- If you both own the property as Joint Tenants, both of you own all of the property – neither of you are entitled to a separate part.
- The Joint Tenancy gives a “right of survivorship”. This means that if one of you dies, the property automatically passes to the other surviving Joint Tenant. No part of the property belongs to the estate of the person who has died.
- This automatic right makes this method of co-ownership attractive to people who are married.
- If one of you dies and the other re-marries, the survivor could transfer the property into joint names as Joint Tenants. It is possible that any children from the previous relationship may be left without any claim to the property or proceeds of sale.
Tenants in Common
- If you own the property as Tenants in Common, each of you holds an agreed proportion of the property, for example 50:50, 40:60 or any other agreed proportion.
- Your part can be transferred either during your lifetime as a gift, or on your death by your Will or intestacy (where there is no Will). In this way you can deal with different contributions each of you make to the purchase price.
- If you separate, the property cannot be sold without both of you being party to the Contract and Transfer.
- If you decide to be Tenants in Common, you will need to discuss and decide in what proportions you wish to hold the property.
We can prepare a document called a Declaration of Trust to record unequal contributions to the purchase price. It can also record, for example, unequal contributions to mortgage payments and your intentions in the event of a breakdown in your relationship.
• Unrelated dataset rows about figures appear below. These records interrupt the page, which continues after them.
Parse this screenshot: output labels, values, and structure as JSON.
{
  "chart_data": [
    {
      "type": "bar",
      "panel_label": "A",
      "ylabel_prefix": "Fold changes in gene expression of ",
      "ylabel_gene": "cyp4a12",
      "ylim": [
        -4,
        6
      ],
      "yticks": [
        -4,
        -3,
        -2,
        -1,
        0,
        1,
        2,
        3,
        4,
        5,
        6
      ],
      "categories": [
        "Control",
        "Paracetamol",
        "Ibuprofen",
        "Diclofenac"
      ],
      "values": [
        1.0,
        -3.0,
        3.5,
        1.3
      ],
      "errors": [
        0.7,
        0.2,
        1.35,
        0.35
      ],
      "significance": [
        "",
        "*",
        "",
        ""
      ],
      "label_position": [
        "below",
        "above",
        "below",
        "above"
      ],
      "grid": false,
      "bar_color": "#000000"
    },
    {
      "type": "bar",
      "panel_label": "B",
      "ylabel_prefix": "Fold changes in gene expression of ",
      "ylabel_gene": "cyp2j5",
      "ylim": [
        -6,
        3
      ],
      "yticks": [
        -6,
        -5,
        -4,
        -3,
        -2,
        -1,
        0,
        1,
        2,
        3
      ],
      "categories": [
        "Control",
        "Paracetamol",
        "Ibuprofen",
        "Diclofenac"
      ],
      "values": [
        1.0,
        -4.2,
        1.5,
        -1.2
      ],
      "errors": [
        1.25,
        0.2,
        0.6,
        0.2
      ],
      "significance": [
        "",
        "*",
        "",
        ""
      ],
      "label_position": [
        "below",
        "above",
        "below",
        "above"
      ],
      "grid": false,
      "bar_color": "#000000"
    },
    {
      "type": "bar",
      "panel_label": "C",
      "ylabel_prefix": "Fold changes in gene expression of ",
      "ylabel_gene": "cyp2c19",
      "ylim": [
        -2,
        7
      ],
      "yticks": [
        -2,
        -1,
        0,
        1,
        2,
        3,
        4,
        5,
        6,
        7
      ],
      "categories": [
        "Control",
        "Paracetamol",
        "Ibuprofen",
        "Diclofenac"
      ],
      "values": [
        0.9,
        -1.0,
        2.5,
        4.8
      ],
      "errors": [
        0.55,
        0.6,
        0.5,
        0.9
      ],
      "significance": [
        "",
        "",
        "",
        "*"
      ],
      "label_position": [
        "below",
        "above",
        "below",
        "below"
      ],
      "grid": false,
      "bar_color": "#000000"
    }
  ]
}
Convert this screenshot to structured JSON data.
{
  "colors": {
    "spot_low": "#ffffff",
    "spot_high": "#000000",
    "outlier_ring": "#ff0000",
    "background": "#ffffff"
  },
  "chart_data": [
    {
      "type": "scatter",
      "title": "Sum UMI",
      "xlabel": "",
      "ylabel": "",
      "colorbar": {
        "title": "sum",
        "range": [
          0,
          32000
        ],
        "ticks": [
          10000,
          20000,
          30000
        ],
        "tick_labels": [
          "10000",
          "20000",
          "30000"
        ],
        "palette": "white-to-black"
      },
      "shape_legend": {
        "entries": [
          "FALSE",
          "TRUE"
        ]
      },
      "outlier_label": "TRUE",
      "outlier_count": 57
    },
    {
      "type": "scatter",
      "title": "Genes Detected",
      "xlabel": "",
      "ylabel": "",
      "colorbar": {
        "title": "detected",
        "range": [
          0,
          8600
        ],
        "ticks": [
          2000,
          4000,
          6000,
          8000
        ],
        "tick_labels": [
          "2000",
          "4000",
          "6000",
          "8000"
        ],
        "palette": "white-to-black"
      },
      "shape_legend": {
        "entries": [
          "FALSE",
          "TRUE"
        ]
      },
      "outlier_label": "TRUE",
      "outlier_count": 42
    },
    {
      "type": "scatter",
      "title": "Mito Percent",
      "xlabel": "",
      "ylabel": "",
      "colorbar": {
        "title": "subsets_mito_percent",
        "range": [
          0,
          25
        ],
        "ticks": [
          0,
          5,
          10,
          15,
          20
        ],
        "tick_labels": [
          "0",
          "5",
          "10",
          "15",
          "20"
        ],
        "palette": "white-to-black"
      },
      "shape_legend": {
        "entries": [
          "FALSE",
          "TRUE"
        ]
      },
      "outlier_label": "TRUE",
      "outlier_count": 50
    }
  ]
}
Without this Declaration of Trust it could be left to the courts to decide the extent of each of your interests in the property, unless you can agree this between you at that time.
The Court can also make an order as to who should occupy the property should your relationship breakdown. If you are not married then a Declaration of Trust is of particular relevance and we must also advise you to seek independent Legal advice to consider whether you should enter into a Cohabitation Agreement.